Some fucking promise. Harold called the place the Radiation Ranch. To him, the whole set-up was as useless as tits on a-
Gunfire stitched the silence. Lorelei and Tura were out there somewhere, off behind the rise. Dressed in their leather bikinis, early morning Mojave sunshine baking their finely boned skulls, brains shriveling like apricots in a food dehydrator, machine guns kicking in their hands.
Yeah. Harold had them nailed. Guns but no brains. Sure, they had bodies that wouldn’t quit. But grow tits on a tater, and you’ve still got a spud.
Harold knew how to handle spuds. That’s why he carried the.357, a twin to the gun he’d used on Jesus all those years ago. He’d blown the postman’s fucking tater head clean off. Just like Dirty Harry. Huge gun kicking up a huge fucking slug, only Harold didn’t waste his breath with all that do-you-feel-lucky-well-do-you-punk shit. Hell, no. He was a cowboy, Harold was. A stone fucking killer. A cowboy robot. Forget Yul Brynner in The Magnificent Seven; think Yul Brynner in Westworld.
Harold stared at the slick lump of dog food and remembered what had happened to Jesus’ head out there in the woods. Busted up white bone and raw flesh smearing red as it splattered the green green grass of home.

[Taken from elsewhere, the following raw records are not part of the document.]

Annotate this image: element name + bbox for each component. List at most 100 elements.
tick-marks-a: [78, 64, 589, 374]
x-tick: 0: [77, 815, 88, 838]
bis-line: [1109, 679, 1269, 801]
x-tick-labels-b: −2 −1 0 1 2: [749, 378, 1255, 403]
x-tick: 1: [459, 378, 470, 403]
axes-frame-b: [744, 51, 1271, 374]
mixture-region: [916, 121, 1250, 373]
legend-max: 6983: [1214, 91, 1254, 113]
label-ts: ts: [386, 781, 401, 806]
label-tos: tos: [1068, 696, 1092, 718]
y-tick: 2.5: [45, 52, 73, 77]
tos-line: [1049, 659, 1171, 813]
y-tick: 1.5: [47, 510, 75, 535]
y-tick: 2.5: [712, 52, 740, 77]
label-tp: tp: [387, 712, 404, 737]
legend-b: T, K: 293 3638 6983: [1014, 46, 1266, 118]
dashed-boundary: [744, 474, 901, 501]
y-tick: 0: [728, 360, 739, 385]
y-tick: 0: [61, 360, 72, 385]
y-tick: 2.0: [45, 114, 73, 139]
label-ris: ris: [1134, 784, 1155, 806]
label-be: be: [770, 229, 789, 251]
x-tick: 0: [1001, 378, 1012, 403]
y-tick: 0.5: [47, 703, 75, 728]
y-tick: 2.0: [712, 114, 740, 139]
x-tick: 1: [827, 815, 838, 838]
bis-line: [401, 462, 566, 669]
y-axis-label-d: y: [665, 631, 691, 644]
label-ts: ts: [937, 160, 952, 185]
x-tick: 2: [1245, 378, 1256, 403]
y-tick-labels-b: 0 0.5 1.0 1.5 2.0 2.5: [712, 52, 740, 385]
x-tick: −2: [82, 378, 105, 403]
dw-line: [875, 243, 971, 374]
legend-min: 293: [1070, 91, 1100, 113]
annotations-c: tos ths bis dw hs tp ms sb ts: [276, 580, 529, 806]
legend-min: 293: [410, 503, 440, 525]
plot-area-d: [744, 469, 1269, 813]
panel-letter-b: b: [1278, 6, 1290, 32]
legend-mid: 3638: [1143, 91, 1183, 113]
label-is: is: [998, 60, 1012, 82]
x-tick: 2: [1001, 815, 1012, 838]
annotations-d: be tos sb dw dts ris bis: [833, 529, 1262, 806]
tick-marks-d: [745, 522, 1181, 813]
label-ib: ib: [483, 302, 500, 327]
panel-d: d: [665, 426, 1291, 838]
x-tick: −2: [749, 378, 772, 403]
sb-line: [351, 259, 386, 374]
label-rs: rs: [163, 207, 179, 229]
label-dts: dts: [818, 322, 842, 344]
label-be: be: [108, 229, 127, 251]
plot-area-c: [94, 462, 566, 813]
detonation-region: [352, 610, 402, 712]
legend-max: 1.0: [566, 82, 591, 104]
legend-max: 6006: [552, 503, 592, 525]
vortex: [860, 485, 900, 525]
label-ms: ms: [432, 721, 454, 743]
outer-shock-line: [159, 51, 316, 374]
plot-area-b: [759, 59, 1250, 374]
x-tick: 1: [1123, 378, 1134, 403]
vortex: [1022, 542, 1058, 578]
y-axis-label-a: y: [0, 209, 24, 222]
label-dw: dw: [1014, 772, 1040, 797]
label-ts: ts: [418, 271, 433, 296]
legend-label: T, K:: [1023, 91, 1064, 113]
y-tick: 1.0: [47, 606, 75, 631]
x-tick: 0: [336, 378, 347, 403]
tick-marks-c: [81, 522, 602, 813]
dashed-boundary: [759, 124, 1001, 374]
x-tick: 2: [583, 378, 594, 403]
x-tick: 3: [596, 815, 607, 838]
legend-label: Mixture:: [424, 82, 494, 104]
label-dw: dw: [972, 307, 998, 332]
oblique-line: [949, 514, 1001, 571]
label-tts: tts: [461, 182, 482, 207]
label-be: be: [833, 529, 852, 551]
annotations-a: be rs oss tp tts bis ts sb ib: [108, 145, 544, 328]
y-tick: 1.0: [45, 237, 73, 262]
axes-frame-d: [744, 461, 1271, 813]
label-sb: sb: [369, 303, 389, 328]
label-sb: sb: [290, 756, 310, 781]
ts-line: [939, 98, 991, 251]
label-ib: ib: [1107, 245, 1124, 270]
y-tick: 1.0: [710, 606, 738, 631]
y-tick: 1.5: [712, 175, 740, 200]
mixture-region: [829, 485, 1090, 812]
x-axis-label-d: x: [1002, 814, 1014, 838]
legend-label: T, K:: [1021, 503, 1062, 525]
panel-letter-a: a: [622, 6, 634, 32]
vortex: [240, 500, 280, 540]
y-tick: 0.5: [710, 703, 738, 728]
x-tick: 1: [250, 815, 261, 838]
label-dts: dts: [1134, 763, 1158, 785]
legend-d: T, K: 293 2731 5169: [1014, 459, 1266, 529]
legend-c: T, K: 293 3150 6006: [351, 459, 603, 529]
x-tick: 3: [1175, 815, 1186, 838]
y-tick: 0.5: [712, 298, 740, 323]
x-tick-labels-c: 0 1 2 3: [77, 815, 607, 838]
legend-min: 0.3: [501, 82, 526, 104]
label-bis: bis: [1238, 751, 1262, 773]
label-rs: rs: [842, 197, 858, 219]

Harold looked at the dog. Man oh man, what to do?
Harold didn’t know what to do. There was too much in the way right now. All this damn dog food. Ten bucks’ worth. Every penny gone to waste.
The dog wouldn’t eat, and the really funny part of it was that Harold was hungry. Really starved.
All this talk about taters. .
Harold set the.357 on the counter, where he could get to it fast if danger reared its ugly head. Then he cooked up a mess of hash-browns, bone white and hot, just this side of crispy.
He slathered those taters with catsup.
Lots of it.
A pair of fiery redheads, Tura and Lorelei, inseparable as always. The both of them tall and tan and young and lovely-just a couple of gals from Impanema in their black leather bikinis, enjoying the morning sun.
The sisters were lookers, that was for sure. Except for the machine guns in their hands and the snakebite scars which nestled like marble grave markers on the rich brown earth of their flesh, they might have been models for the Victoria’s Secret lingerie catalog.
The machine gun bucked in Lorelei’s grasp. She flexed up, taut biceps and forearms rippling, and she gentled that sucker down ASAP, the gun barking the whole time.
Slugs ate metal.
Three cans of pineapple juice spouted thick yellow streams.
“Wish we had tomato juice,” Lorelei said. “With tomato juice, the cans look like they’re bleeding when you hit ’em.”
“Yeah, but you missed the first three. In a real firefight, you don’t have time to make adjustments. Waste a couple seconds like you just did and you’re the one spoutin’ juice.”
“Guess I’m lucky that pineapple juice cans don’t shoot back. What do you think the problem is?”
“I think your sight is off. You should go back to the Swarovski instead of that Israeli piece of shit you got on there.”